1Mar 17, '12 by GrnTea, BSN, MSN, RNyou did it just right. brava. you explained the rationale and he didn't like it but he chose to take them.
now, to the main point. i hear your being "stung," but this whole incident is so not about you. at this point the question to be asked is not, "why is he so mean to me?"
there is some reason this man refuses his medications to the point of harming himself. people are entitled to refuse their meds, or any care, at any time and for any reason. at some later time when things have cooled down, a nurse might sit down (contrast with standing over) in a chair next to him, or maybe on a walk in the hall together, and see if s/he could find out what's going on here.

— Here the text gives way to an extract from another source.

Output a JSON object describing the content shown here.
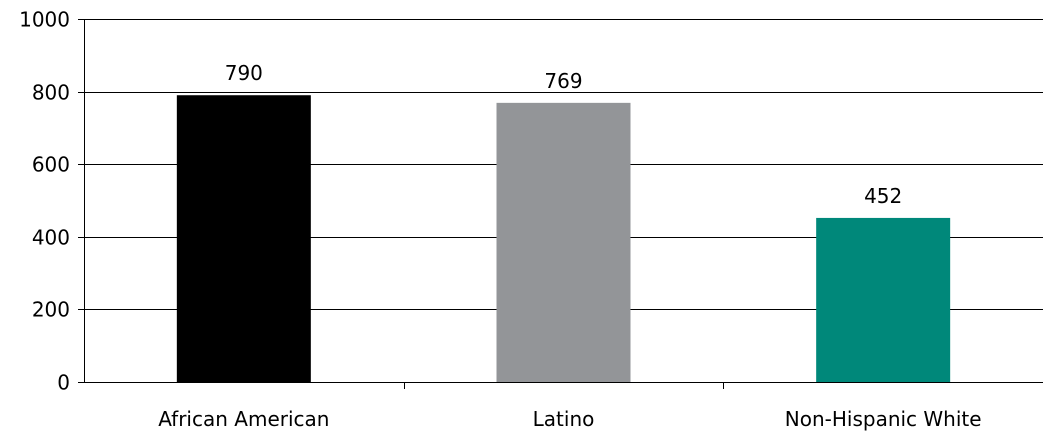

first thing to remember is that someone who is angry is usually afraid of something. it may take awhile to figure out what.
maybe he thinks he's sicker than he is.
maybe his dad died at this age from something like this.
maybe he is sick, really sick, and he's scared.
maybe his sister-in-law told him something totally off the wall about his meds.
maybe it's really hard for him to swallow pills and he's embarrassed to show that.
maybe he thinks that his illness is a result of something bad/evil/sinful/illicit that he wants to keep secret.
maybe he's really angry that now he knows you can check up on whether he takes them or not by checking his labs-- will he refuse to have his morning labs done tomorrow?
maybe he's saving them to take home because he can't afford to buy them?
maybe he's saving them to take home because his wife needs them and they can't afford them for her?
who the heck knows?
point is that when you can figure out what his problem is, you can help him understand and address it. you may not make him take his meds, although...after you explained, he did take them. that may be important data. that is nursing.